A demissão de Moro vislumbra, assim, dar um passo mais à frente, na direção da prática concreta da terceira etapa do plano nazista. No nazismo, todos os órgãos do Estado devem servir ao Governo. Estado e Governo passam a ser uma só coisa. Isso ficou claro depois da morte de Hindenburg, em agosto de 1934, quando Hitler passou a acumular os cargos de Chanceler e de Presidente. O lawfare foi uma consequência natural: toda a justiça passou a funcionar em função dos interesses e metas do governo. Absolvia-se ou condenava-se o que era de sua conveniência. O resto foi o que se viu.

 

Para que Moro continuasse a servir ao governo ele teria de concordar com o controle da Polícia Federal pelo chefe de Estado. Ou seja, a Polícia Federal não pode continuar sendo um órgão autônomo e independente. Tem de servir, primeiramente, aos interesses do governo e de seu mandatário. Eis porque tanto se fala no fechamento do STF. O Presidente, o Chefe da Nação não pode ser investigado. Nem sua família. O STF vai ter que parar com os atuais inquéritos, pois na PF eles não vão prosseguir. Se não o fizer, pode se preparar para o pior.

 

O governo não pretende agir escrupulosamente nas situações de risco que lhe ocorram.

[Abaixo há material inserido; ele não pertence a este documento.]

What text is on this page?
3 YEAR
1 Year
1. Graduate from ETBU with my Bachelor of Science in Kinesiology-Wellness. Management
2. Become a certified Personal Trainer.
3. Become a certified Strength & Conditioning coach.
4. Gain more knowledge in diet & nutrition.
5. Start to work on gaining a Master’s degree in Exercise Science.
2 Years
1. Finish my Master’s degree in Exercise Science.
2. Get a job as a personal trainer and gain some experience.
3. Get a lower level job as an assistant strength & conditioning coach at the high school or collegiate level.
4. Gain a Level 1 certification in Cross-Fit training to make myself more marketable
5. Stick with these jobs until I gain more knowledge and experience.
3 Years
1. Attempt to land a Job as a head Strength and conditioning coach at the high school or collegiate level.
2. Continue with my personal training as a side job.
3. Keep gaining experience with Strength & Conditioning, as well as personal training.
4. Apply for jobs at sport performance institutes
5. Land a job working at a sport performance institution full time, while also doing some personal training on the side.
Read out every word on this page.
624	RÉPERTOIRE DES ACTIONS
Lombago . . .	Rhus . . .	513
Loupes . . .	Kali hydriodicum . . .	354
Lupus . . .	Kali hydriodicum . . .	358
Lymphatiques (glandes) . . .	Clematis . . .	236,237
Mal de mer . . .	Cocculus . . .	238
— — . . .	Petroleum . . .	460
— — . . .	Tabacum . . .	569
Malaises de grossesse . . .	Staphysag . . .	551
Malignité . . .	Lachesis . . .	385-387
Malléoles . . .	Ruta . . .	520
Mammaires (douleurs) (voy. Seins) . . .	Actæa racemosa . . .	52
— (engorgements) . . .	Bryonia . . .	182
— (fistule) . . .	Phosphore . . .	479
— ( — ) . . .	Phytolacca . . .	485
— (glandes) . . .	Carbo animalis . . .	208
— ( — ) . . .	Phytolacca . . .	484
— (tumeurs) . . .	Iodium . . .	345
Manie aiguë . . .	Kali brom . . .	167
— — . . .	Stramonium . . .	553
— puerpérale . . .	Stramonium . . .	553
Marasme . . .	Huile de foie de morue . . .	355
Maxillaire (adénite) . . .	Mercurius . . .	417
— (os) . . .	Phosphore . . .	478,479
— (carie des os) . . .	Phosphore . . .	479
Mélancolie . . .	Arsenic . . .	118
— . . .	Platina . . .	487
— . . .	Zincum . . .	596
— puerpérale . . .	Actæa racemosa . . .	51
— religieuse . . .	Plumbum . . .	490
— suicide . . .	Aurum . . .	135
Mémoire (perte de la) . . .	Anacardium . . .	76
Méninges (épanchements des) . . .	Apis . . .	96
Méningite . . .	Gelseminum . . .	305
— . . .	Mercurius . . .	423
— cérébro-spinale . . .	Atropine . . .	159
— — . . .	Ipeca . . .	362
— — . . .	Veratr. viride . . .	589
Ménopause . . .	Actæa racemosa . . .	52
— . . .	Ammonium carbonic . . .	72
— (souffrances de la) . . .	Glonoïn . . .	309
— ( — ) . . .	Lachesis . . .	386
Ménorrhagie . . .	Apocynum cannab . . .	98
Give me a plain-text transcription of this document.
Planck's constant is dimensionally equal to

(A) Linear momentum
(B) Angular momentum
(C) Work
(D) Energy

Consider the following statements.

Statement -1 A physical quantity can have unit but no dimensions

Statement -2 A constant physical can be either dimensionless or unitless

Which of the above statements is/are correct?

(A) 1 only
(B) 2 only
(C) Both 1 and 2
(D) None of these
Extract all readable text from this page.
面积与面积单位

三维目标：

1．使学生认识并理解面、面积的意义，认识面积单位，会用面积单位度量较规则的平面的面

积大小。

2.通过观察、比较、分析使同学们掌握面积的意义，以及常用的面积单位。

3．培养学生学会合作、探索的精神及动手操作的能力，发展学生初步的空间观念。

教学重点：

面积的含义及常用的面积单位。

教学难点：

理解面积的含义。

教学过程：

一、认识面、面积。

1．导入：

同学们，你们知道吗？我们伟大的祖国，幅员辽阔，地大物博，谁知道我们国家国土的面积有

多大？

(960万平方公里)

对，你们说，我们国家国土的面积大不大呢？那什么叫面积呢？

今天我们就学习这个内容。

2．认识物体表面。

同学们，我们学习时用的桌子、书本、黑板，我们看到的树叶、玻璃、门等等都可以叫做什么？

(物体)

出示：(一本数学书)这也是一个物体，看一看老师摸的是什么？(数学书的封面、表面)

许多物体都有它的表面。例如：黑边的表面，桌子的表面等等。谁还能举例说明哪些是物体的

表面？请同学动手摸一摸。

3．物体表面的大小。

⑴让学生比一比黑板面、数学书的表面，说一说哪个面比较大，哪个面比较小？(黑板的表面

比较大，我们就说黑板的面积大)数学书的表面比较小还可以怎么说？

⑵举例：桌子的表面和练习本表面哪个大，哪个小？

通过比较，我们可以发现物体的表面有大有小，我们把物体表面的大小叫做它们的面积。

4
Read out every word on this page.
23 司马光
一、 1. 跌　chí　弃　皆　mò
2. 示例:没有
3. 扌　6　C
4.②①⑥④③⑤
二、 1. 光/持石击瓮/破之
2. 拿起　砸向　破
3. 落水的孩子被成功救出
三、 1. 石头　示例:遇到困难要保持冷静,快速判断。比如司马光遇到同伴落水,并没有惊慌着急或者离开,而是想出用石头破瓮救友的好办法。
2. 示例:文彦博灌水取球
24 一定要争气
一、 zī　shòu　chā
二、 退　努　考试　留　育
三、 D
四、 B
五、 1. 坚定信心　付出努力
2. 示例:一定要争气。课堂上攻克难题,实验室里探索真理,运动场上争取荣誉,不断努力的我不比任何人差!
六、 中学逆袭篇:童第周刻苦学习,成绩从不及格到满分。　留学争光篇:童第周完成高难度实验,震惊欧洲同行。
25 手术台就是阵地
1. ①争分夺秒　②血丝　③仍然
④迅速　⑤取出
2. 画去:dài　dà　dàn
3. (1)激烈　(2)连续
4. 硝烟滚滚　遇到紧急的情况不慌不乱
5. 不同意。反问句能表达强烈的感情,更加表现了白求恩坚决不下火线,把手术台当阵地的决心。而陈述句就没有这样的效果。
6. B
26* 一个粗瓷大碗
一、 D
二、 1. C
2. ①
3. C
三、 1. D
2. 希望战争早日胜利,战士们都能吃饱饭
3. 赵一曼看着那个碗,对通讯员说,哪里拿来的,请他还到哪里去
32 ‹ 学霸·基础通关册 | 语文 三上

Sua postura diante da pandemia do covid-19 deixa isso claro: age como sociopata e genocida. Hitler foi capaz de prender pessoalmente seu velho amigo Rohm, no começo da gestão nazista, quando sua SA começou a lhe criar problemas. Para chegar a tanto, primeiro foram fabricadas histórias nebulosas eivadas de mentiras e invencionices contra o antigo aliado. Depois se convenceu, com os argumentos de Himmler e Göring, a mandar matá-lo a tiros, dentro da prisão, caso este se recusasse a acatar uma ordem de suicídio. Na famigerada “Noite das Facas Longas”, foram ainda assassinadas centenas de pessoas, em toda a Alemanha, para abortar qualquer reação favorável ao caudilho da SA. Da mesma forma, Bolsonaro não exitará em tomar medidas duras e cruéis quando as necessidades urgirem. Quem viver, verá.

 

Paulo Martins
Lisboa, 27 de abril de 2020

 

 

Nascido em Ipiaú, na Bahia, Paulo Martins passou quase que a vida inteira viajando: tendo morado em Jequié, Belo Horizonte, Rio de Janeiro, São Paulo, Pequim, Paris, Salvador, Porto Seguro e outras cidades. Reside atualmente em Lisboa, Portugal, onde se dedica a escrever e a desbravar novos países, além dos mais de 30 que já conhece. É poeta, letrista de canção popular, romancista, cronista e ensaísta, autor dos romances Glória Partida ao Meio (7 Letras 2010); Adeus, Fernando Pessoa (7 Letras, 2014); História de Roque Bragantim – Olhares do Campo (Cultura Editorial, 2017); e do ensaio biográfico Jacques Brel – A Magia da Canção Popular (7 Letras, 1998), entre outras publicações. Divide-se, desde a adolescência, entre as duas maiores paixões de sua vida: a política e a literatura.